Re: [PATCH v8 9/9] KVM: VMX: enable IPI virtualization

Chao Gao <chao.gao@xxxxxxxxx> · Tue, 19 Apr 2022 08:00:13 +0800

On Mon, Apr 18, 2022 at 03:14:51PM +0000, Sean Christopherson wrote:
>On Mon, Apr 18, 2022, Chao Gao wrote:
>> On Fri, Apr 15, 2022 at 03:25:06PM +0000, Sean Christopherson wrote:
>> >On Mon, Apr 11, 2022, Zeng Guang wrote:
>> >> diff --git a/arch/x86/kvm/x86.c b/arch/x86/kvm/x86.c
>> >> index d1a39285deab..23fbf52f7bea 100644
>> >> --- a/arch/x86/kvm/x86.c
>> >> +++ b/arch/x86/kvm/x86.c
>> >> @@ -11180,11 +11180,15 @@ static int sync_regs(struct kvm_vcpu *vcpu)
>> >>  
>> >>  int kvm_arch_vcpu_precreate(struct kvm *kvm, unsigned int id)
>> >>  {
>> >> +	int ret = 0;
>> >> +
>> >>  	if (kvm_check_tsc_unstable() && atomic_read(&kvm->online_vcpus) != 0)
>> >>  		pr_warn_once("kvm: SMP vm created on host with unstable TSC; "
>> >>  			     "guest TSC will not be reliable\n");
>> >>  
>> >> -	return 0;
>> >> +	if (kvm_x86_ops.alloc_ipiv_pid_table)
>> >> +		ret = static_call(kvm_x86_alloc_ipiv_pid_table)(kvm);
>> >
>> >Add a generic kvm_x86_ops.vcpu_precreate, no reason to make this so specific.

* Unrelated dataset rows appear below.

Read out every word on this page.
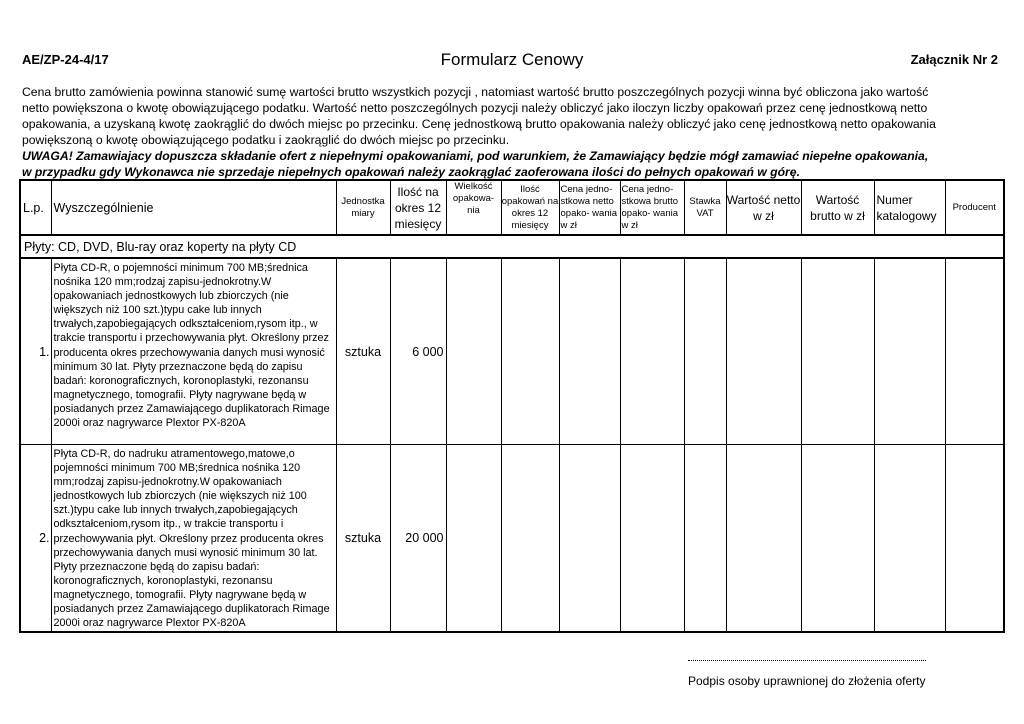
AE/ZP-24-4/17	Formularz Cenowy	Załącznik Nr 2
Cena brutto zamówienia powinna stanowić sumę wartości brutto wszystkich pozycji , natomiast wartość brutto poszczególnych pozycji winna być obliczona jako wartość netto powiększona o kwotę obowiązującego podatku. Wartość netto poszczególnych pozycji należy obliczyć jako iloczyn liczby opakowań przez cenę jednostkową netto opakowania, a uzyskaną kwotę zaokrąglić do dwóch miejsc po przecinku. Cenę jednostkową brutto opakowania należy obliczyć jako cenę jednostkową netto opakowania powiększoną o kwotę obowiązującego podatku i zaokrąglić do dwóch miejsc po przecinku.
UWAGA! Zamawiajacy dopuszcza składanie ofert z niepełnymi opakowaniami, pod warunkiem, że Zamawiający będzie mógł zamawiać niepełne opakowania,
w przypadku gdy Wykonawca nie sprzedaje niepełnych opakowań należy zaokrąglać zaoferowana ilości do pełnych opakowań w górę.
L.p.	Wyszczególnienie	Jednostka miary	Ilość na okres 12 miesięcy	Wielkość opakowa- nia	Ilość opakowań na okres 12 miesięcy	Cena jedno- stkowa netto opako- wania w zł	Cena jedno- stkowa brutto opako- wania w zł	Stawka VAT	Wartość netto w zł	Wartość brutto w zł	Numer katalogowy	Producent
Płyty: CD, DVD, Blu-ray oraz koperty na płyty CD												
1.	Płyta CD-R, o pojemności minimum 700 MB;średnica nośnika 120 mm;rodzaj zapisu-jednokrotny.W opakowaniach jednostkowych lub zbiorczych (nie większych niż 100 szt.)typu cake lub innych trwałych,zapobiegających odkształceniom,rysom itp., w trakcie transportu i przechowywania płyt. Określony przez producenta okres przechowywania danych musi wynosić minimum 30 lat. Płyty przeznaczone będą do zapisu badań: koronograficznych, koronoplastyki, rezonansu magnetycznego, tomografii. Płyty nagrywane będą w posiadanych przez Zamawiającego duplikatorach Rimage 2000i oraz nagrywarce Plextor PX-820A	sztuka	6 000									
2.	Płyta CD-R, do nadruku atramentowego,matowe,o pojemności minimum 700 MB;średnica nośnika 120 mm;rodzaj zapisu-jednokrotny.W opakowaniach jednostkowych lub zbiorczych (nie większych niż 100 szt.)typu cake lub innych trwałych,zapobiegających odkształceniom,rysom itp., w trakcie transportu i przechowywania płyt. Określony przez producenta okres przechowywania danych musi wynosić minimum 30 lat. Płyty przeznaczone będą do zapisu badań: koronograficznych, koronoplastyki, rezonansu magnetycznego, tomografii. Płyty nagrywane będą w posiadanych przez Zamawiającego duplikatorach Rimage 2000i oraz nagrywarce Plextor PX-820A	sztuka	20 000									
Podpis osoby uprawnionej do złożenia oferty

>> >And use KVM_X86_OP_RET0 instead of KVM_X86_OP_OPTIONAL, then this can simply be
>> >
>> >	return static_call(kvm_x86_vcpu_precreate);
>> >
>> >That said, there's a flaw in my genius plan.
>> >
>> >  1. KVM_CREATE_VM
>> >  2. KVM_CAP_MAX_VCPU_ID, set max_vcpu_ids=1
>> >  3. KVM_CREATE_VCPU, create IPIv table but ultimately fails
>> >  4. KVM decrements created_vcpus back to '0'
>> >  5. KVM_CAP_MAX_VCPU_ID, set max_vcpu_ids=4096
>> >  6. KVM_CREATE_VCPU w/ ID out of range
>> >
>> >In other words, malicious userspace could trigger buffer overflow.
>> 
>> can we simply return an error (e.g., -EEXIST) on step 5 (i.e.,
>> max_vcpu_ids cannot be changed after being set once)?
>> 
>> or
>> 
>> can we detect the change of max_vcpu_ids in step 6 and re-allocate PID
>> table?
>
>Returning an error is viable, but would be a rather odd ABI.  Re-allocating isn't
>a good option because the PID table could be in active use by other vCPUs, e.g.

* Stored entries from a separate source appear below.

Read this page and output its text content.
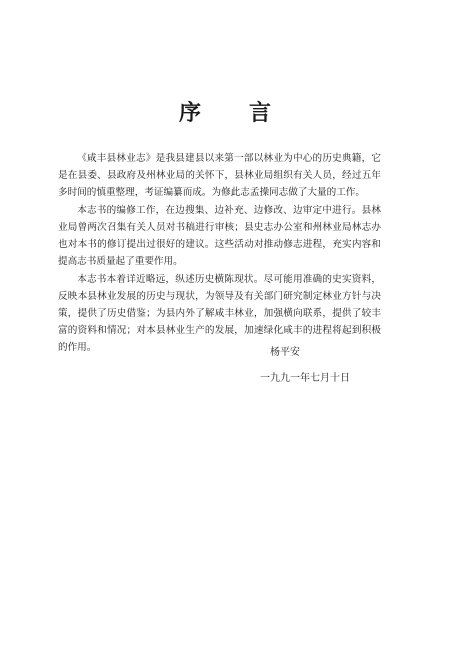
序 言

《咸丰县林业志》是我县建县以来第一部以林业为中心的历史典籍，它是在县委、县政府及州林业局的关怀下，县林业局组织有关人员，经过五年多时间的慎重整理，考证编纂而成。为修此志孟操同志做了大量的工作。

本志书的编修工作，在边搜集、边补充、边修改、边审定中进行。县林业局曾两次召集有关人员对书稿进行审核；县史志办公室和州林业局林志办也对本书的修订提出过很好的建议。这些活动对推动修志进程，充实内容和提高志书质量起了重要作用。

本志书本着详近略远，纵述历史横陈现状。尽可能用准确的史实资料，反映本县林业发展的历史与现状，为领导及有关部门研究制定林业方针与决策，提供了历史借鉴；为县内外了解咸丰林业，加强横向联系，提供了较丰富的资料和情况；对本县林业生产的发展，加速绿化咸丰的进程将起到积极的作用。	杨平安
一九九一年七月十日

>KVM would need to send a request and kick all vCPUs to have all vCPUs update their
>VMCS.
>
>And with both of those alternatives, I still don't like that every feature that
>acts on max_vcpu_ids would need to handle this same edge case.
>
>An alternative to another new ioctl() would be to to make KVM_CAP_MAX_VCPU_ID
>write-once, i.e. reject attempts to change the max once set (though we could allow
>re-writing the same value).  I think I like that idea better than adding an ioctl().
>
>It can even be done without an extra flag by zero-initializing the field and instead
>waiting until vCPU pre-create to lock in the value.  That would also help detect
>bad usage of max_vcpu_ids, especially if we added a wrapper to get the value, e.g.
>the wrapper could WARN_ON(!kvm->arch.max_vcpu_ids).

Yes, it looks simpler than adding an ioctl(). We will use this approach.